Her new eye enabled her to see past normal perceptions, into the world of the magical and arcane. She also was told secrets, in the course of her duties.. terrible secrets. She knew the Queen's true family. Morrigan knew everything, even if Prince Jayson did not. It made her feel just a little dirty, but then that was a feeling she could, if necessary, tolerate. She knew their names, and their faces, their preferred habits. She knew how to kill them- quickly and with total surprise, because she would never get another chance. She knew who to stay her hand with.. who to watch and to wait with. Llewella in particular she was not to harm. If Carl appeared in Castle Tiliane unannounced- she was to kill him at the first opportunity. She was assured he would do the exact same thing if permitted.

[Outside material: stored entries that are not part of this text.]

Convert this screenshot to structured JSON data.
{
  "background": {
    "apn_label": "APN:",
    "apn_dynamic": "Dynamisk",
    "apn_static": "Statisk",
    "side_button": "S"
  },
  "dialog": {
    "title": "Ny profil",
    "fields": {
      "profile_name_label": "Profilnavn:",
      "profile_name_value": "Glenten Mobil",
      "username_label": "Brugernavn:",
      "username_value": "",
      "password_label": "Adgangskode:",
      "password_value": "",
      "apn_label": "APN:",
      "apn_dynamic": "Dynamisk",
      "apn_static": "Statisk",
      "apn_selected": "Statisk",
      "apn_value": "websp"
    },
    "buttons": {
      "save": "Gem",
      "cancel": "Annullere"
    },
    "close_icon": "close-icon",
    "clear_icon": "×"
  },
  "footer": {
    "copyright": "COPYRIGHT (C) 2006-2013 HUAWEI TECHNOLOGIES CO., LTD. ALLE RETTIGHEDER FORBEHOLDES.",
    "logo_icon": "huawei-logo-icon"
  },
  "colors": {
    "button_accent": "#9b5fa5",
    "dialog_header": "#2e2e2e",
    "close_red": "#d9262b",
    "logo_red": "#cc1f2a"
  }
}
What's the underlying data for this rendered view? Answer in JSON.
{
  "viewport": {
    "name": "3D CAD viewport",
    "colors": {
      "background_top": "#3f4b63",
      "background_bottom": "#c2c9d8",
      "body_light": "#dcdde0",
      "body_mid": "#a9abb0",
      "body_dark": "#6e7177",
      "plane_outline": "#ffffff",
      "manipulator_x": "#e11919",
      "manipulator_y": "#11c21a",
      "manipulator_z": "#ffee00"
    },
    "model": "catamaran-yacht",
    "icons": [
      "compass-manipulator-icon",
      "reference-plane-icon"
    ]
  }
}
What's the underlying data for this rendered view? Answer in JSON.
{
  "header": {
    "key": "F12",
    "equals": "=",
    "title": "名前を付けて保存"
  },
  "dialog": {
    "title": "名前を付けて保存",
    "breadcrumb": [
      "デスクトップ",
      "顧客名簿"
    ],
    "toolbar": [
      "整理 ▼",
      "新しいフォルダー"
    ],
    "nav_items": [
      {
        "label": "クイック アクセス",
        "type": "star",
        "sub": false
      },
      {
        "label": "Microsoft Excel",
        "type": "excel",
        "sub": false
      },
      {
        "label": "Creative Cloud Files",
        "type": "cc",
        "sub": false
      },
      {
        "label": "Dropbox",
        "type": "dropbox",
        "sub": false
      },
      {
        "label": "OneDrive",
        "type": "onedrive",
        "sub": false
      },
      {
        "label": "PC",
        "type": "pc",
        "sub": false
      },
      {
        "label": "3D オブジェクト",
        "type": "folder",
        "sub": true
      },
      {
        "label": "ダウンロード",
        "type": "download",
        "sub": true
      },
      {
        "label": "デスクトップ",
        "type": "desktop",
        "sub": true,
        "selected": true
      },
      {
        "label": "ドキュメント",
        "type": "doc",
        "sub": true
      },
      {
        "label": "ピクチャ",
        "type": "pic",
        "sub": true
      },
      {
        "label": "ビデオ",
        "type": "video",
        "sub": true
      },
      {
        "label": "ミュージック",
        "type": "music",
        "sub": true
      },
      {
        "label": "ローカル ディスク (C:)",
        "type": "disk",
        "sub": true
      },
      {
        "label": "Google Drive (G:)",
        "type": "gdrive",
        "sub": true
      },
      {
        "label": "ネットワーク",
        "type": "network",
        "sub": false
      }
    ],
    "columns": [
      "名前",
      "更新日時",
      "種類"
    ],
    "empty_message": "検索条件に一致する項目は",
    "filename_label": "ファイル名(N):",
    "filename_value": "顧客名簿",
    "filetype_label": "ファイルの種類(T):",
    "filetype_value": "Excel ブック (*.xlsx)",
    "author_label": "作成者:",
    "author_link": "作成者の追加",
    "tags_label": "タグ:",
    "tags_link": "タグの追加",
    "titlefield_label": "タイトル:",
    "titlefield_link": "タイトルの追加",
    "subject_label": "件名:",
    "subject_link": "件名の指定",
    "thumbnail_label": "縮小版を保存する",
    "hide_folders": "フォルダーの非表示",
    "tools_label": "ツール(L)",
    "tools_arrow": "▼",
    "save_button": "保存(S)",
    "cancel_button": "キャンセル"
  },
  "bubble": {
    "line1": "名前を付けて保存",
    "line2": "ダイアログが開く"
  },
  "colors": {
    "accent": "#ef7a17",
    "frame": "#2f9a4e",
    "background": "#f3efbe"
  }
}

Carl was an evil evil man.

All those people, Sand's own family, and the Queen had not even told her own son about them, and their strange eldritch abilities.

But that was her job.. She dispatched who the Queen wanted dead within the provinces of Coriliane and Menius. When she was not doing that, she was staying ready in the eventuality that members of the royal family of Amber would invade here, to hurt and hunt their lost brother and sister some more. That was important.. she was never to initiate, never to start trouble, she was only a last line of defense. In that sense she was not an assassin aimed towards Amber. She was a sentinel.

That's what made what she was doing at this particular moment all that much more peculiar.

Delwin had trumped her. An odd event, since she rarely if ever recieved a call from him. Sand was her mistress, she took her orders from there. Still, the call accepted, he had said that there was something odd happening atop the northwest guard tower, and that he could see it 'a little' from his own tower window. He'd asked her to investigate, and without so much as a 'by your leave' cut the contact.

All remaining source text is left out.